Recently, I have been using bcftools consensus to generate consensus sequence as the following commands:
bcftools mpileup -Ou -f ref.fa in.bam | bcftools call -Ou -mv --ploidy 1 | bcftools norm -f ref.fa -Oz -o norm.vcf.gz bcftools index norm.vcf.gz bcftools consensus -f ref.fa -o consensus.fa norm.vcf.gz
However, the generated fasta file has several different bases from the vcf file (I've already double-checked with bam file):
REF ALT vcf: A T fasta: A G bam: A T
I've tried different approaches but only vcfutils.pl vcf2fq generated the correct consensus sequence:
bcftools mpileup -f ref.fa in.bam | bcftools call -c --ploidy 1 | vcfutils.pl vcf2fq > cns.fastq seqtk seq -aQ64 –q20 -n N cns.fastq > cns.fasta
But again, I've ran into an issue which is the lowercase bases in the fasta file.

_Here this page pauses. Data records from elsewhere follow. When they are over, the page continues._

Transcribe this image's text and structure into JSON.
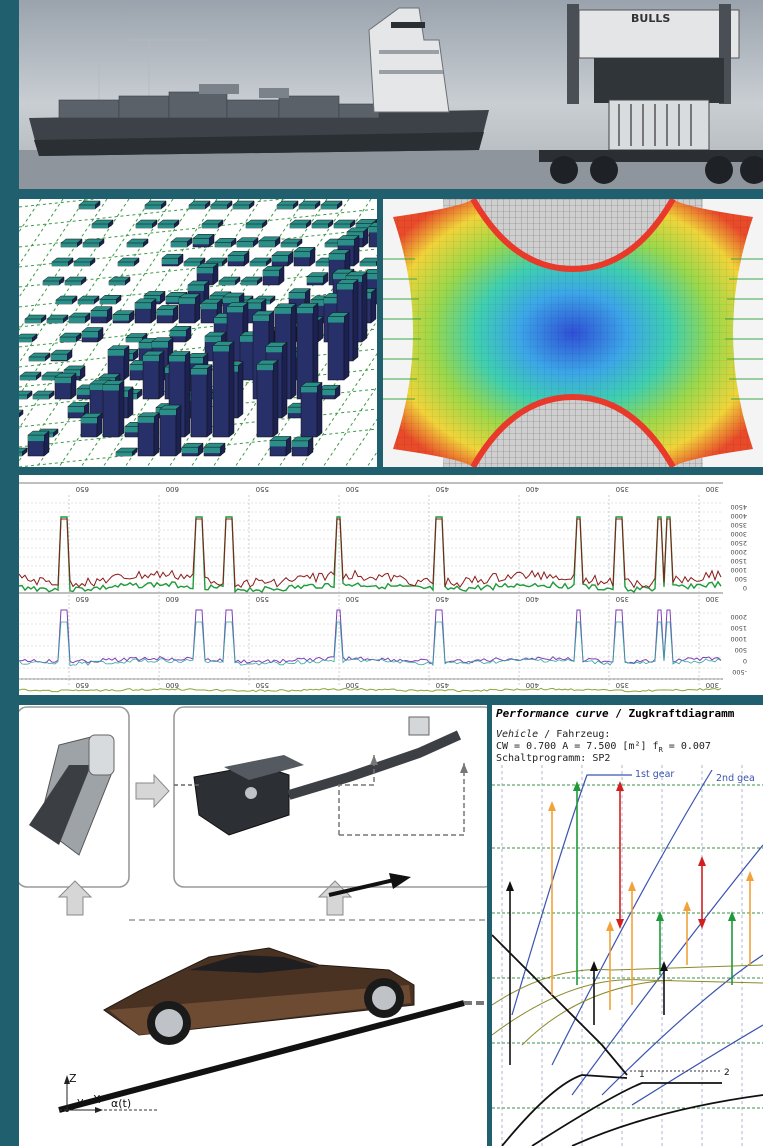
{
  "photo": {
    "truck_sign": "BULLS",
    "ship_text": "",
    "grille_text": ""
  },
  "signals": {
    "top_ticks": [
      "650",
      "600",
      "550",
      "500",
      "450",
      "400",
      "350",
      "300"
    ],
    "mid_ticks": [
      "650",
      "600",
      "550",
      "500",
      "450",
      "400",
      "350",
      "300"
    ],
    "bottom_ticks": [
      "650",
      "600",
      "550",
      "500",
      "450",
      "400",
      "350",
      "300"
    ],
    "right_axis_1": [
      "4500",
      "4000",
      "3500",
      "3000",
      "2500",
      "2000",
      "1500",
      "1000",
      "500",
      "0"
    ],
    "right_axis_2": [
      "2000",
      "1500",
      "1000",
      "500",
      "0",
      "-500"
    ]
  },
  "driver": {
    "axis_z": "Z",
    "axis_y": "y",
    "axis_x": "X",
    "alpha_label": "α(t)"
  },
  "performance": {
    "title_italic": "Performance curve",
    "title_rest": " / Zugkraftdiagramm",
    "vehicle_italic": "Vehicle",
    "vehicle_rest": " / Fahrzeug:",
    "params": "CW = 0.700  A = 7.500 [m²]  f",
    "params_sub": "R",
    "params_tail": " = 0.007",
    "program": "Schaltprogramm: SP2",
    "gear1": "1st gear",
    "gear2": "2nd gea",
    "mark1": "1",
    "mark2": "2"
  },
  "colors": {
    "frame": "#1f5f6e",
    "teal_block": "#2a8f88",
    "navy_block": "#28306a",
    "gear_line": "#3a53b0",
    "red_arrow": "#d21f1f",
    "green_arrow": "#1f9a3a",
    "orange_arrow": "#f2a23a"
  }
}
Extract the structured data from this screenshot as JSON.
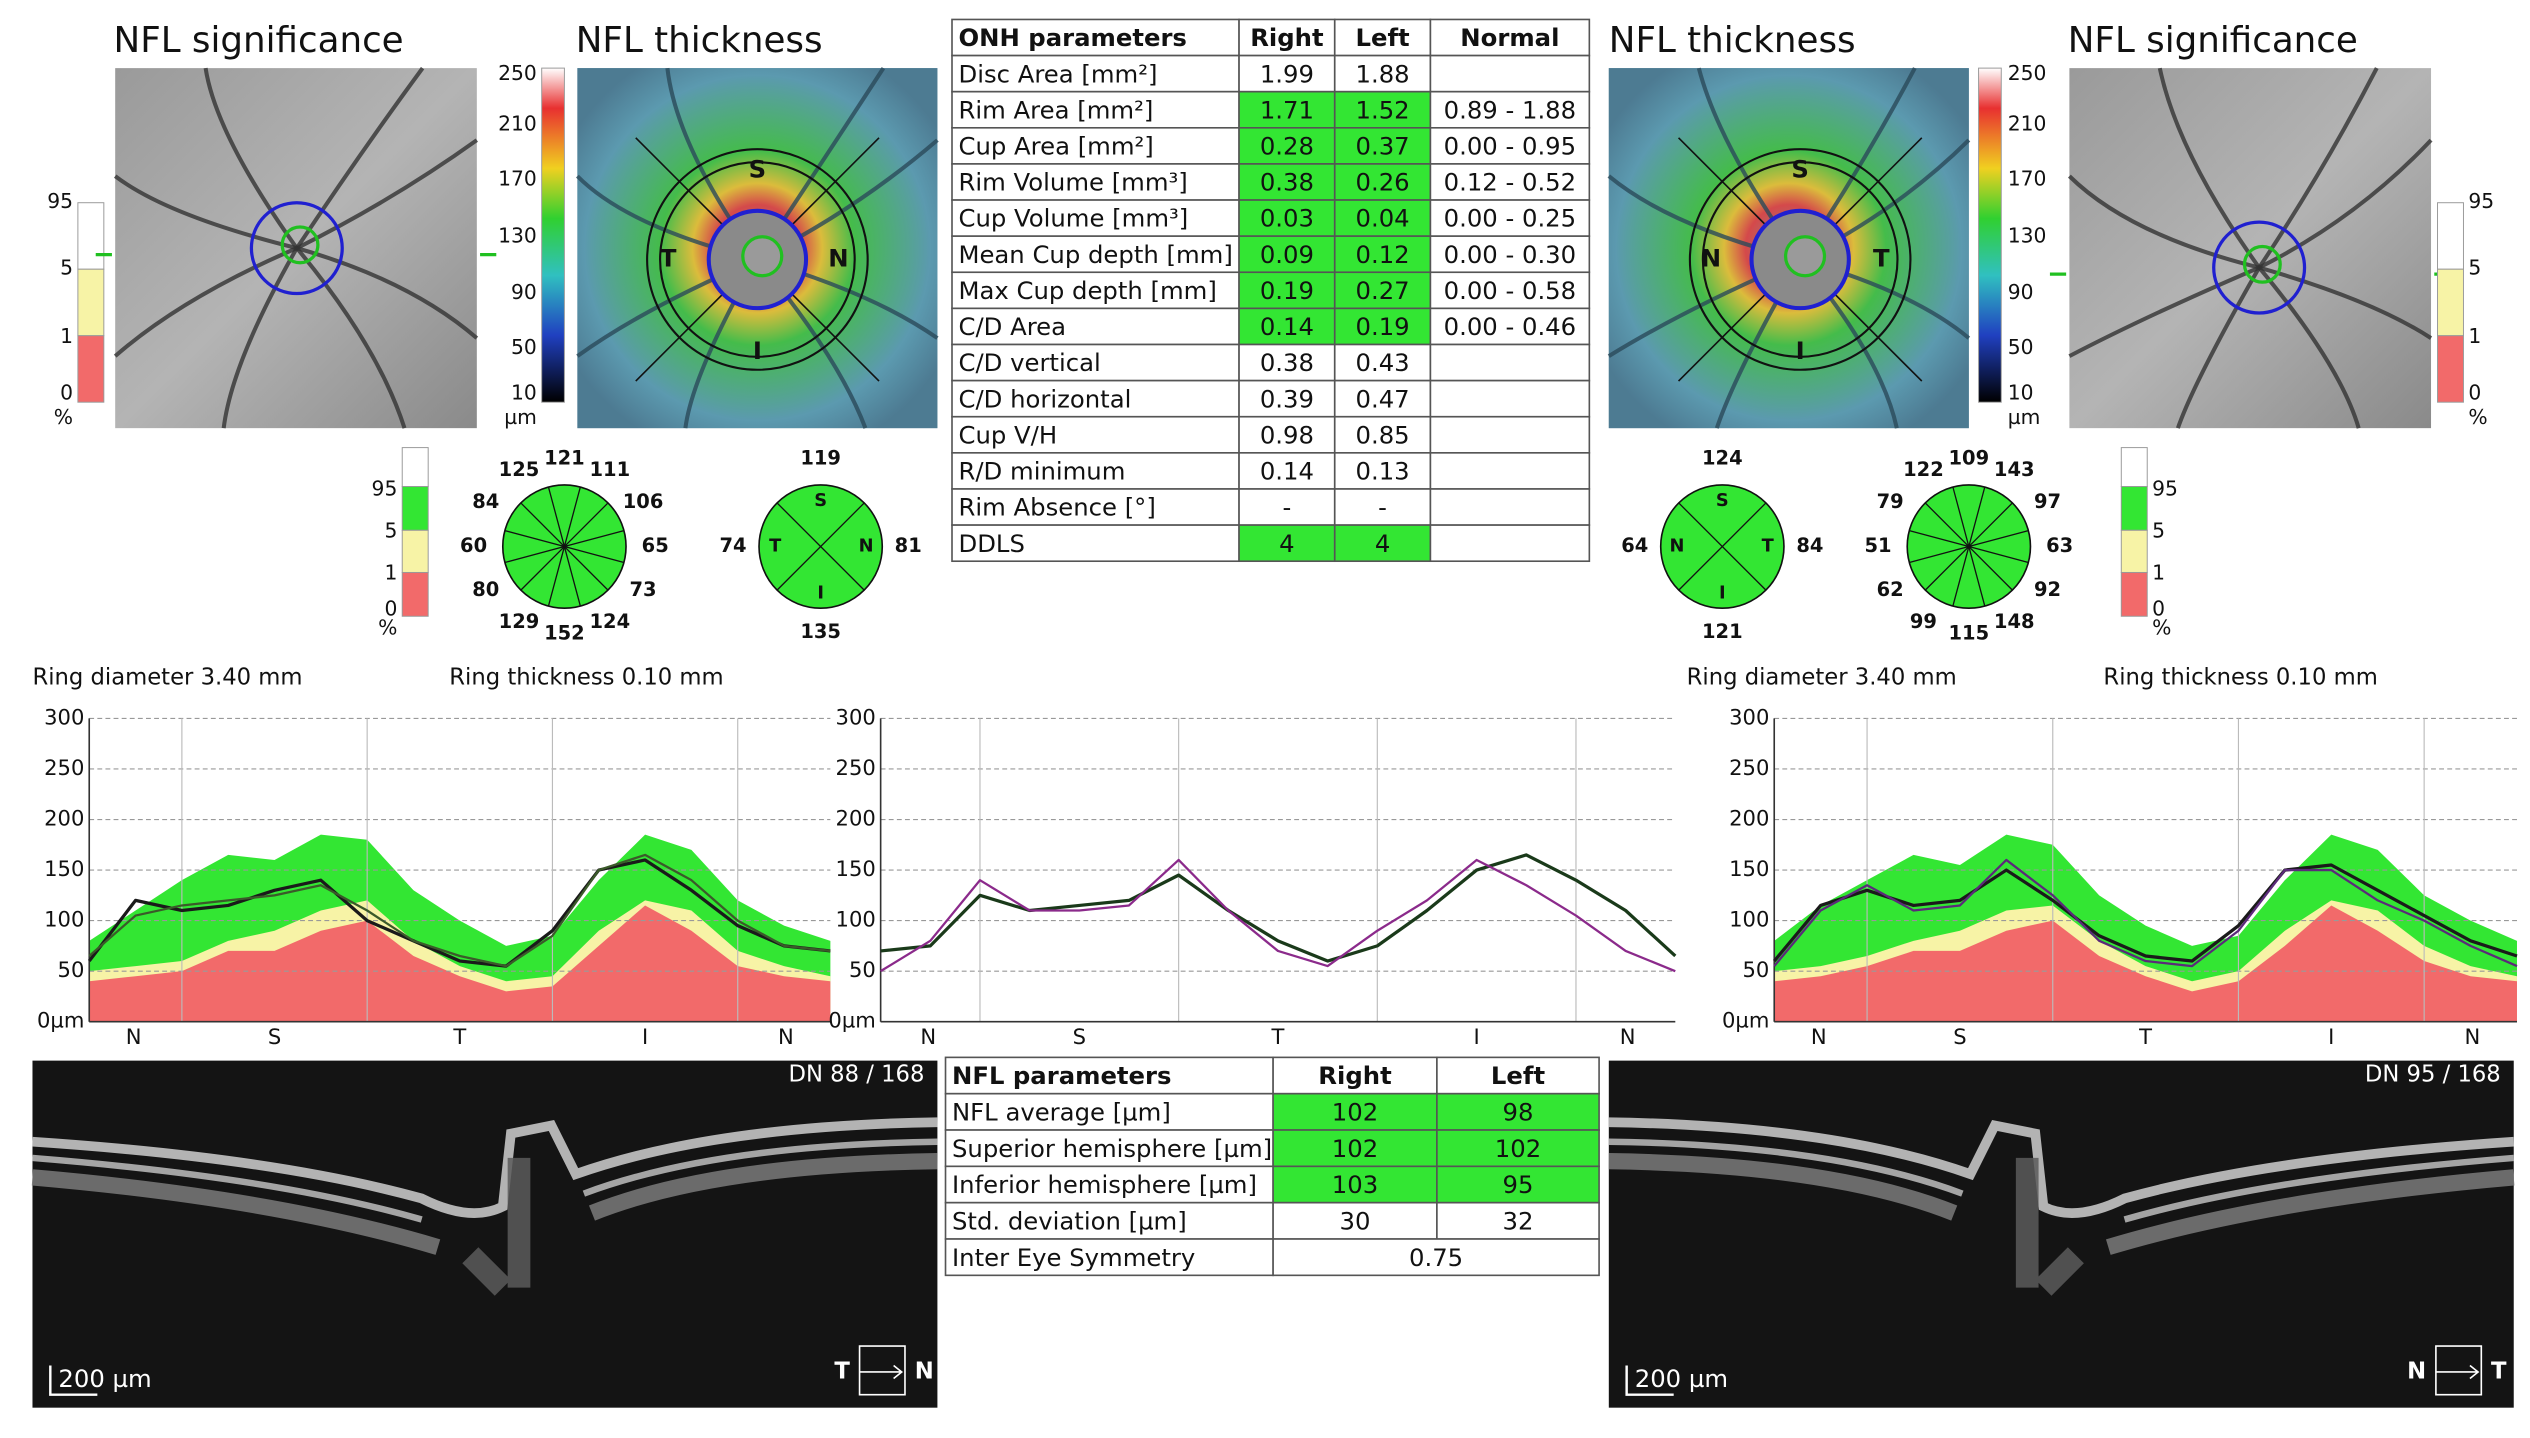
{
  "left_eye": {
    "significance_title": "NFL significance",
    "thickness_title": "NFL thickness",
    "significance_scale": [
      "95",
      "5",
      "1",
      "0",
      "%"
    ],
    "thickness_scale": [
      "250",
      "210",
      "170",
      "130",
      "90",
      "50",
      "10",
      "µm"
    ],
    "map_labels": [
      "S",
      "N",
      "I",
      "T"
    ],
    "sectors": [
      125,
      121,
      111,
      106,
      65,
      73,
      124,
      152,
      129,
      80,
      60,
      84
    ],
    "quadrant_labels": [
      "S",
      "N",
      "I",
      "T"
    ],
    "quadrants": [
      119,
      81,
      135,
      74
    ],
    "ring_diameter": "Ring diameter  3.40 mm",
    "ring_thickness": "Ring thickness  0.10 mm",
    "bscan": {
      "position": "DN  88 / 168",
      "scale": "200 µm",
      "from": "T",
      "to": "N"
    }
  },
  "right_eye": {
    "significance_title": "NFL significance",
    "thickness_title": "NFL thickness",
    "significance_scale": [
      "95",
      "5",
      "1",
      "0",
      "%"
    ],
    "thickness_scale": [
      "250",
      "210",
      "170",
      "130",
      "90",
      "50",
      "10",
      "µm"
    ],
    "map_labels": [
      "S",
      "T",
      "I",
      "N"
    ],
    "sectors": [
      122,
      109,
      143,
      97,
      63,
      92,
      148,
      115,
      99,
      62,
      51,
      79
    ],
    "quadrant_labels": [
      "S",
      "T",
      "I",
      "N"
    ],
    "quadrants": [
      124,
      84,
      121,
      64
    ],
    "ring_diameter": "Ring diameter  3.40 mm",
    "ring_thickness": "Ring thickness  0.10 mm",
    "bscan": {
      "position": "DN  95 / 168",
      "scale": "200 µm",
      "from": "N",
      "to": "T"
    }
  },
  "highlight_color": "#33e633",
  "onh_table": {
    "header": [
      "ONH parameters",
      "Right",
      "Left",
      "Normal"
    ],
    "rows": [
      [
        "Disc Area [mm²]",
        "1.99",
        "1.88",
        null
      ],
      [
        "Rim Area [mm²]",
        "1.71",
        "1.52",
        "0.89 - 1.88"
      ],
      [
        "Cup Area [mm²]",
        "0.28",
        "0.37",
        "0.00 - 0.95"
      ],
      [
        "Rim Volume [mm³]",
        "0.38",
        "0.26",
        "0.12 - 0.52"
      ],
      [
        "Cup Volume [mm³]",
        "0.03",
        "0.04",
        "0.00 - 0.25"
      ],
      [
        "Mean Cup depth [mm]",
        "0.09",
        "0.12",
        "0.00 - 0.30"
      ],
      [
        "Max Cup depth [mm]",
        "0.19",
        "0.27",
        "0.00 - 0.58"
      ],
      [
        "C/D Area",
        "0.14",
        "0.19",
        "0.00 - 0.46"
      ],
      [
        "C/D vertical",
        "0.38",
        "0.43",
        null
      ],
      [
        "C/D horizontal",
        "0.39",
        "0.47",
        null
      ],
      [
        "Cup V/H",
        "0.98",
        "0.85",
        null
      ],
      [
        "R/D minimum",
        "0.14",
        "0.13",
        null
      ],
      [
        "Rim Absence [°]",
        "-",
        "-",
        null
      ],
      [
        "DDLS",
        "4",
        "4",
        null
      ]
    ],
    "green": [
      false,
      true,
      true,
      true,
      true,
      true,
      true,
      true,
      false,
      false,
      false,
      false,
      false,
      true
    ]
  },
  "nfl_table": {
    "header": [
      "NFL parameters",
      "Right",
      "Left"
    ],
    "rows": [
      [
        "NFL average [µm]",
        "102",
        "98"
      ],
      [
        "Superior hemisphere [µm]",
        "102",
        "102"
      ],
      [
        "Inferior hemisphere [µm]",
        "103",
        "95"
      ],
      [
        "Std. deviation [µm]",
        "30",
        "32"
      ]
    ],
    "green": [
      true,
      true,
      true,
      false
    ],
    "symmetry": [
      "Inter Eye Symmetry",
      "0.75"
    ]
  },
  "chart_data": [
    {
      "type": "line",
      "ylim": [
        0,
        300
      ],
      "yticks": [
        {
          "value": 0,
          "label": "0µm"
        },
        50,
        100,
        150,
        200,
        250,
        300
      ],
      "xtick_labels": [
        "N",
        "S",
        "T",
        "I",
        "N"
      ],
      "grid": true,
      "band_colors": [
        "#f26a6a",
        "#f7f3a6",
        "#33e633"
      ],
      "bands": {
        "p1": [
          40,
          45,
          50,
          70,
          70,
          90,
          100,
          65,
          45,
          30,
          35,
          75,
          115,
          90,
          55,
          45,
          40
        ],
        "p5": [
          50,
          55,
          60,
          80,
          90,
          110,
          120,
          80,
          55,
          40,
          45,
          90,
          120,
          110,
          70,
          55,
          45
        ],
        "p95": [
          80,
          110,
          140,
          165,
          160,
          185,
          180,
          130,
          100,
          75,
          85,
          140,
          185,
          170,
          120,
          95,
          80
        ]
      },
      "series": [
        {
          "color": "#1a1a1a",
          "values": [
            60,
            120,
            110,
            115,
            130,
            140,
            100,
            80,
            60,
            55,
            90,
            150,
            160,
            130,
            95,
            75,
            70
          ]
        },
        {
          "color": "#3b5a2a",
          "values": [
            65,
            105,
            115,
            120,
            125,
            135,
            110,
            80,
            65,
            55,
            85,
            150,
            165,
            140,
            100,
            75,
            70
          ]
        }
      ]
    },
    {
      "type": "line",
      "ylim": [
        0,
        300
      ],
      "yticks": [
        {
          "value": 0,
          "label": "0µm"
        },
        50,
        100,
        150,
        200,
        250,
        300
      ],
      "xtick_labels": [
        "N",
        "S",
        "T",
        "I",
        "N"
      ],
      "grid": true,
      "series": [
        {
          "color": "#1a3a1a",
          "values": [
            70,
            75,
            125,
            110,
            115,
            120,
            145,
            110,
            80,
            60,
            75,
            110,
            150,
            165,
            140,
            110,
            65
          ]
        },
        {
          "color": "#8b2a8b",
          "values": [
            50,
            80,
            140,
            110,
            110,
            115,
            160,
            110,
            70,
            55,
            90,
            120,
            160,
            135,
            105,
            70,
            50
          ]
        }
      ]
    },
    {
      "type": "line",
      "ylim": [
        0,
        300
      ],
      "yticks": [
        {
          "value": 0,
          "label": "0µm"
        },
        50,
        100,
        150,
        200,
        250,
        300
      ],
      "xtick_labels": [
        "N",
        "S",
        "T",
        "I",
        "N"
      ],
      "grid": true,
      "band_colors": [
        "#f26a6a",
        "#f7f3a6",
        "#33e633"
      ],
      "bands": {
        "p1": [
          40,
          45,
          55,
          70,
          70,
          90,
          100,
          65,
          45,
          30,
          40,
          75,
          115,
          90,
          60,
          45,
          40
        ],
        "p5": [
          50,
          55,
          65,
          80,
          90,
          110,
          115,
          80,
          55,
          40,
          50,
          90,
          120,
          110,
          75,
          55,
          45
        ],
        "p95": [
          80,
          115,
          140,
          165,
          155,
          185,
          175,
          125,
          95,
          75,
          85,
          140,
          185,
          170,
          125,
          100,
          80
        ]
      },
      "series": [
        {
          "color": "#1a1a1a",
          "values": [
            60,
            115,
            130,
            115,
            120,
            150,
            120,
            85,
            65,
            60,
            95,
            150,
            155,
            130,
            105,
            80,
            65
          ]
        },
        {
          "color": "#5b2a7a",
          "values": [
            55,
            110,
            135,
            110,
            115,
            160,
            125,
            80,
            60,
            55,
            90,
            150,
            150,
            120,
            100,
            75,
            55
          ]
        }
      ]
    }
  ]
}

From what I've read, the lowercase bases can be putative indel bases or low-quality bases. Instead of only soft-masking indel base, several bases around the indel site also get masked. For example (the indel site is at 567th base) :
562 580 AagacaccccccacagttT
For future work, I need to distinguish between indel bases and low-quality bases. Is there anyway I can convert lowercase bases to something else but only at indel site?
Also, it'd be nice if someone could tell me why bcftools consensus and vcfutils.pl vcf2fq generated different fasta file. If you must know, I'm working with mtDNA samples.